US - The board of the California State Teachers' Retirement System (CalSTRS) has voted to support proposed legislation to help curb pension spiking.
The measure, known as SB 27, would change the types of compensation that are credited to the CalSTRS and CalPERS defined benefit programmes in order to curtail the inappropriate inflation in retirement benefits, known as pension spiking.
The fund said the pending legislation would enhance the internal safeguards currently in place to stop compensation practices some members may undertake to increase their final compensation and inflate their retirement benefits.
A similar bill (SB 1425), which was tied to separate legislation making parallel changes to local retirement systems, including county retirement systems, was vetoed last year by Governor Schwarzenegger.
"Our support of this bill emphasises the seriousness with which we view the damage that spiking does to the financial soundness of our system and to the trust placed in us by the educators of California," said Board chair Dana Dillon.

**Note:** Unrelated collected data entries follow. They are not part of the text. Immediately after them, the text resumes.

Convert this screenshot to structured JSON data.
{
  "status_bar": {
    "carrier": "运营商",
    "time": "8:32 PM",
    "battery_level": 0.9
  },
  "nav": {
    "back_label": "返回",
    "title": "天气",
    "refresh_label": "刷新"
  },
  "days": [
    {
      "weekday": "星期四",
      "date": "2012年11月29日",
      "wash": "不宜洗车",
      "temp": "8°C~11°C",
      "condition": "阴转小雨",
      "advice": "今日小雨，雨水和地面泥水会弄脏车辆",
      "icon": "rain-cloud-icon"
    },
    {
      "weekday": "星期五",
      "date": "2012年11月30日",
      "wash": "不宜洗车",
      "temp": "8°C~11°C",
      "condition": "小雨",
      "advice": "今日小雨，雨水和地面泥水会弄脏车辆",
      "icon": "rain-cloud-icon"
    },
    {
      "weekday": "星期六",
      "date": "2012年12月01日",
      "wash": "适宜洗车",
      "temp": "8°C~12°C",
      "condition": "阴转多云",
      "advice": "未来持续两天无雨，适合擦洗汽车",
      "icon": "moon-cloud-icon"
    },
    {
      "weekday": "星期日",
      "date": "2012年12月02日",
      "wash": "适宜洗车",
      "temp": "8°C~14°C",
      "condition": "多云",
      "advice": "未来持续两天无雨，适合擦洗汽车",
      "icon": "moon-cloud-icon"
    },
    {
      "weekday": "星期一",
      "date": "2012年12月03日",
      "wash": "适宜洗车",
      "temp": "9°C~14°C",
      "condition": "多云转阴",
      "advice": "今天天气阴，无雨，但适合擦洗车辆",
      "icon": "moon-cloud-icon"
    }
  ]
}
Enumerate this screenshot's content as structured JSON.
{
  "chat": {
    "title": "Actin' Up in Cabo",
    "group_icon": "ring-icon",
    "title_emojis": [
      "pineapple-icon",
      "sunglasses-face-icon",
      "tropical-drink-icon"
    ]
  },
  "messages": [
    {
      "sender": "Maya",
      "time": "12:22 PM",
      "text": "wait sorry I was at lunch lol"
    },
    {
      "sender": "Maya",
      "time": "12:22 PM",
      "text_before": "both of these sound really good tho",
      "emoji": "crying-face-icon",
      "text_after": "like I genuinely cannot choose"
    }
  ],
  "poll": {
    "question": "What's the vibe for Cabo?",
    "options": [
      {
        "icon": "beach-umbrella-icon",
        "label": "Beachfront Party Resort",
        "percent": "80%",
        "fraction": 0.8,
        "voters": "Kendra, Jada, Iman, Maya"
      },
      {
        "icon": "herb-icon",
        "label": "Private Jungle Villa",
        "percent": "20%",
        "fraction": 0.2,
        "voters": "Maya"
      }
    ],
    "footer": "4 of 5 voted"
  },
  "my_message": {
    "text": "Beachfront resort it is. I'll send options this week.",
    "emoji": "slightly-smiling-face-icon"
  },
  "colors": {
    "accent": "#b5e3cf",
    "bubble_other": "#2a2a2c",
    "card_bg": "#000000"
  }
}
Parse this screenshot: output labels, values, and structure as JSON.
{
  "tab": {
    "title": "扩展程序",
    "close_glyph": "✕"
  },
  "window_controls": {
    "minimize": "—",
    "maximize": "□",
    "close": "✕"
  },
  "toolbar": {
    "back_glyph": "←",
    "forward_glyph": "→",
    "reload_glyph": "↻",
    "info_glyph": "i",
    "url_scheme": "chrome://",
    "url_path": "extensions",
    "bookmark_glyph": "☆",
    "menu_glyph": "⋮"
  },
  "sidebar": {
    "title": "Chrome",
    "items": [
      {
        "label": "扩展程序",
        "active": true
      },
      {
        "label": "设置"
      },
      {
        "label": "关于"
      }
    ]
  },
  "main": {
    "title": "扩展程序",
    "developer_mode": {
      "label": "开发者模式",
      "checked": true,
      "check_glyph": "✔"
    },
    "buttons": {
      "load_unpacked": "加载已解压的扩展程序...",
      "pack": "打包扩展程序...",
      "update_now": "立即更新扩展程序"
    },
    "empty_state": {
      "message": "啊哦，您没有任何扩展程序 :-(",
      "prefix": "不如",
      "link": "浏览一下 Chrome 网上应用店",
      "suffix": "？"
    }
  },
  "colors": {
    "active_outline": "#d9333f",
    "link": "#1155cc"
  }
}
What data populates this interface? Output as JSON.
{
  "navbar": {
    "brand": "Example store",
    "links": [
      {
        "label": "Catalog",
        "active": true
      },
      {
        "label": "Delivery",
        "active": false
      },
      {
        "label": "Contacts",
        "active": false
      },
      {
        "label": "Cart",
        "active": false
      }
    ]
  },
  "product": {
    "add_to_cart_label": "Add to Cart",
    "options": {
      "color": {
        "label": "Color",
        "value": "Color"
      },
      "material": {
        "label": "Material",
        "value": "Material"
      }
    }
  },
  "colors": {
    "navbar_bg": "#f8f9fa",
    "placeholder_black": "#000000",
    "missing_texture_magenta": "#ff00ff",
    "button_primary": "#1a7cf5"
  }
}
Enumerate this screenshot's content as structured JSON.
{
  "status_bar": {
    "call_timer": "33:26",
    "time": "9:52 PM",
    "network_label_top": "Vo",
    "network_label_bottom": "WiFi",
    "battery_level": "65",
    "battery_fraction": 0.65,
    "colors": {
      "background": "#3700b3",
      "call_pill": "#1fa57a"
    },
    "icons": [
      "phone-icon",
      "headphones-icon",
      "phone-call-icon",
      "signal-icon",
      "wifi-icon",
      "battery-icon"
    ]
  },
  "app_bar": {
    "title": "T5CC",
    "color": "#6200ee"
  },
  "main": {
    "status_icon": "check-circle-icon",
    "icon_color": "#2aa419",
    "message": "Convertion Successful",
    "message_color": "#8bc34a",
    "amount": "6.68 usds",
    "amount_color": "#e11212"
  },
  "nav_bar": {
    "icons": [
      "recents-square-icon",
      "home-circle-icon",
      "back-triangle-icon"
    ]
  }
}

"We must, however, be mindful of the legal and moral issues of changing the rules on our existing members who have made life decisions based on the rules that existed when they were hired. This principle guides our calls for amending the bill to apply only to new members."
Under current law, benefits are paid to retiring members of CalSTRS Defined Benefit (DB) Programme based on the age, service credit and final compensation at retirement. Final compensation is based on the average annual full-time salary rate over one or three years, depending on the number of years of service. Twenty-five years is the benchmark for a one-year final compensation pension calculation.
The bill specifies which types of compensation would be included in a member's final compensation for the purpose of determining retirement benefits. Salary would continue to be credited to the DB Programme. However, payments, such as stipends for supplemental assignments, car or housing allowances made in addition to salary or wages would be credited to the Defined Benefit Supplement (DBS) Program rather than the DB Programme and would not be included in final compensation.
CalSTRS is also seeking amendments to establish a uniform limitation on annual creditable compensation future members can earn. The limitation would improve upon current processes, which require time-consuming manual reviews that can be perceived as subjective, and serve as a more effective way of combating spiking.
A limit equal to 60% of the IRS annual indexed pension compensation limit (currently $245,000), or $147,000, would be allowed to be credited to the Defined Benefit Programme, with compensation exceeding the limit credited to the member's DBS account.
"CalSTRS uses a hybrid retirement plan in the form of its DBS Programme to accumulate member and employer contributions not creditable to the DB Programme. It works like a defined contribution plan," said Jack Ehnes, CalSTRS chief executive officer.
"Currently, contributions paid for overtime, such as for summer school or after-school activities, or on compensation being paid in order to spike a person's pension, are credited to the member's DBS account, rather than the member's monthly pension. The proposed amendments build on that foundation to further our efforts to prevent pension abuse."